Dicho y hecho. Ivo arrojó la prenda a un rincón, la cubrió con su abrigo y la llevó de la mano hasta el coche antes de que ella pudiera pronunciar palabra. Por alguna razón le parecía bastante normal estar ahí sentada con su fina enagua bajo el abrigo de Ivo mientras él conducía a casa.

Wim abrió la puerta, y al verlos se retiró discretamente a la cocina.

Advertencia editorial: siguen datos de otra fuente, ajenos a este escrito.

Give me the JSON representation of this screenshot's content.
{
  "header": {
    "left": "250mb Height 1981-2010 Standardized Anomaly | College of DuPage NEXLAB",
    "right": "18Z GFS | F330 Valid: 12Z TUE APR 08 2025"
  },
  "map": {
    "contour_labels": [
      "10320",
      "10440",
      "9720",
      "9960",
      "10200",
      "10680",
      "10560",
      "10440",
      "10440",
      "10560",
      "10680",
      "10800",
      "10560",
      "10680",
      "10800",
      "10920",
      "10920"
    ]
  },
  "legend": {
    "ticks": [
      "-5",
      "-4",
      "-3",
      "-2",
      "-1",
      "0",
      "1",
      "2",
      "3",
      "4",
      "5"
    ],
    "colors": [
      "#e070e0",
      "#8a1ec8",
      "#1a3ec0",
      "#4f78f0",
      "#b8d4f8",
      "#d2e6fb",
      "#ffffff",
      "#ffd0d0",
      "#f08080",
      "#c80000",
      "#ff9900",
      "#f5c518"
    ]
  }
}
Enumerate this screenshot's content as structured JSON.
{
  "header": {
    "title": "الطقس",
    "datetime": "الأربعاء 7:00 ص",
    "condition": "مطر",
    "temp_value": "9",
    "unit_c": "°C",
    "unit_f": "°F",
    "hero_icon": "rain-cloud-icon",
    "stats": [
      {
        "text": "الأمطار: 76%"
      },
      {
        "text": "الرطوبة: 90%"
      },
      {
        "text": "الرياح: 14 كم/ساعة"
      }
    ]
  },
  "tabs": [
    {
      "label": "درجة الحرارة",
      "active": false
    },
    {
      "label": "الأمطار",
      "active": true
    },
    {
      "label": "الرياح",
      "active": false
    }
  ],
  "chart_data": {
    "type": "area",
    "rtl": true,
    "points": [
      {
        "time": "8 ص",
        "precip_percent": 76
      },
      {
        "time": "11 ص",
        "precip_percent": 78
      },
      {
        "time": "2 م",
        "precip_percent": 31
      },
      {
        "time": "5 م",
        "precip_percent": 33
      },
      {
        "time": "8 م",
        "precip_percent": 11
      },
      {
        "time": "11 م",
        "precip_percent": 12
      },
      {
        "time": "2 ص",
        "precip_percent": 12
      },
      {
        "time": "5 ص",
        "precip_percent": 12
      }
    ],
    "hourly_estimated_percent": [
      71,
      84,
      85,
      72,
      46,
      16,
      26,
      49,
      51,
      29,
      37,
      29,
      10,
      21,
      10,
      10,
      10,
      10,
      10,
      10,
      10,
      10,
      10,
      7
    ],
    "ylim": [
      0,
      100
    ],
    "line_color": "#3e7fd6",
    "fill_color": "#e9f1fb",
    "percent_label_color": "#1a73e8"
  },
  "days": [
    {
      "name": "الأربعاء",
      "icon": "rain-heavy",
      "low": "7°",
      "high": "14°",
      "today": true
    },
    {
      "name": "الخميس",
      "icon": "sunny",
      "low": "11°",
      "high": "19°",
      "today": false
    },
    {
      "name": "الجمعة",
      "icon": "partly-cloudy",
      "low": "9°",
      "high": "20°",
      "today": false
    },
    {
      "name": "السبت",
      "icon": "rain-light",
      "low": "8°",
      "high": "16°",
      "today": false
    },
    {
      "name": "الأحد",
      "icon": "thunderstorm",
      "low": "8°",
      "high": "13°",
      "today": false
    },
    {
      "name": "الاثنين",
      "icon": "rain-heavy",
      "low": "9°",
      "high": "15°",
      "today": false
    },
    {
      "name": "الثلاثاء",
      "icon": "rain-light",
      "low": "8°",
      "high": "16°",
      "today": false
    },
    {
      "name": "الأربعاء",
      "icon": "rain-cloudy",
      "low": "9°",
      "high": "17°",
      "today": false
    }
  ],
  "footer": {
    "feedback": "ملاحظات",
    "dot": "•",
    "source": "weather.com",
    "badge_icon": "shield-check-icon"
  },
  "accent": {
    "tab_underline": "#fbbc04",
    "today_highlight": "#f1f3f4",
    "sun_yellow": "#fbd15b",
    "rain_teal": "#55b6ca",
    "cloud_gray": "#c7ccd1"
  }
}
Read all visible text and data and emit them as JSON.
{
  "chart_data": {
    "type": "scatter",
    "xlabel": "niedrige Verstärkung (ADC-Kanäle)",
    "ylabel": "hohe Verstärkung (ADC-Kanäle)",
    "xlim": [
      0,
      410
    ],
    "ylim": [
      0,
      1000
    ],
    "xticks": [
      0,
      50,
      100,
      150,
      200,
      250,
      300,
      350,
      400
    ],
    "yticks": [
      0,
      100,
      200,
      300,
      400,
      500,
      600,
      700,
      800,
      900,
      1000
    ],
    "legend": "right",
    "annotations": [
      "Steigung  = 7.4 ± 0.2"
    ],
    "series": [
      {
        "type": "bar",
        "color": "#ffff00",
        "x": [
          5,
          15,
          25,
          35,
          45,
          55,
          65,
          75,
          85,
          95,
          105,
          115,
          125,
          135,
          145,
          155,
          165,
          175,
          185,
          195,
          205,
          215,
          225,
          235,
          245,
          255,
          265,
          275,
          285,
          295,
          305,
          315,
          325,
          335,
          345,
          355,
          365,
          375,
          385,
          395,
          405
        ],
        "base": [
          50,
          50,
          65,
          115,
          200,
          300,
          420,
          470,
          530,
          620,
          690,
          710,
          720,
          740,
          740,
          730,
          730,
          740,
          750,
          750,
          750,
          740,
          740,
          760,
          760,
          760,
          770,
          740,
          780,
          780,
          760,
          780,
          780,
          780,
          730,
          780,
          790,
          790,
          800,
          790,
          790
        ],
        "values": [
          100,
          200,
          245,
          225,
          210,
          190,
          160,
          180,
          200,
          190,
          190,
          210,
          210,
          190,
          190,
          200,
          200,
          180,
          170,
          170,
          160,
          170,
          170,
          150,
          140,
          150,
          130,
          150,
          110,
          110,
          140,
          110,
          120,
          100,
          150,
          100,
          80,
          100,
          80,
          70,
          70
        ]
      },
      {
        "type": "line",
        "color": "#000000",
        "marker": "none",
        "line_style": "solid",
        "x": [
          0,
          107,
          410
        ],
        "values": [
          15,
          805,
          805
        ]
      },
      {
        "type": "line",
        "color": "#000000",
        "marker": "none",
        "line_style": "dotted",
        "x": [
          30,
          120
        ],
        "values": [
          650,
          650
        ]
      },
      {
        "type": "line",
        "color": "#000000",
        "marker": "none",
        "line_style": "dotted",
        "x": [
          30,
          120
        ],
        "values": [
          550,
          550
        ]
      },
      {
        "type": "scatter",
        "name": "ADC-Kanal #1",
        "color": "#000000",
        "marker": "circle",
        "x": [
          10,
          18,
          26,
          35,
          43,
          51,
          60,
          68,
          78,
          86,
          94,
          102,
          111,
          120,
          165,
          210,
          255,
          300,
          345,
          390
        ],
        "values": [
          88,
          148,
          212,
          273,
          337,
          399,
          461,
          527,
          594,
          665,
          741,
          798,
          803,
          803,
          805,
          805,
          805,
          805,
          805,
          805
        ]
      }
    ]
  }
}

—No querrán cenar todavía —le dijo a Elly.

Serena se dirigió hacia la escalera, pero el señor van Doelen fue más rápido que ella. La estrechó con fuerza entre sus brazos a pesar de su cara sucia, su pelo hecho un desastre y su enagua, que nunca volvería a ser la misma.

—¿Te he dicho alguna vez lo guapa que eres? —preguntó Ivo—. ¿Y que te amo con locura?

—No —dijo Serena—, pero puedes decírmelo ahora. No, espera a que me haya bañado y me haya puesto ropa limpia.

Él suspiró.

—He esperado tanto tiempo que supongo que puedo esperar unos minutos más. Ella inclinó la cabeza para besarlo.

—Yo también te amo, sabes —estudió su rostro—. ¿Viviremos felices para siempre ahora?

El beso de Ivo le dio la respuesta que ella deseaba.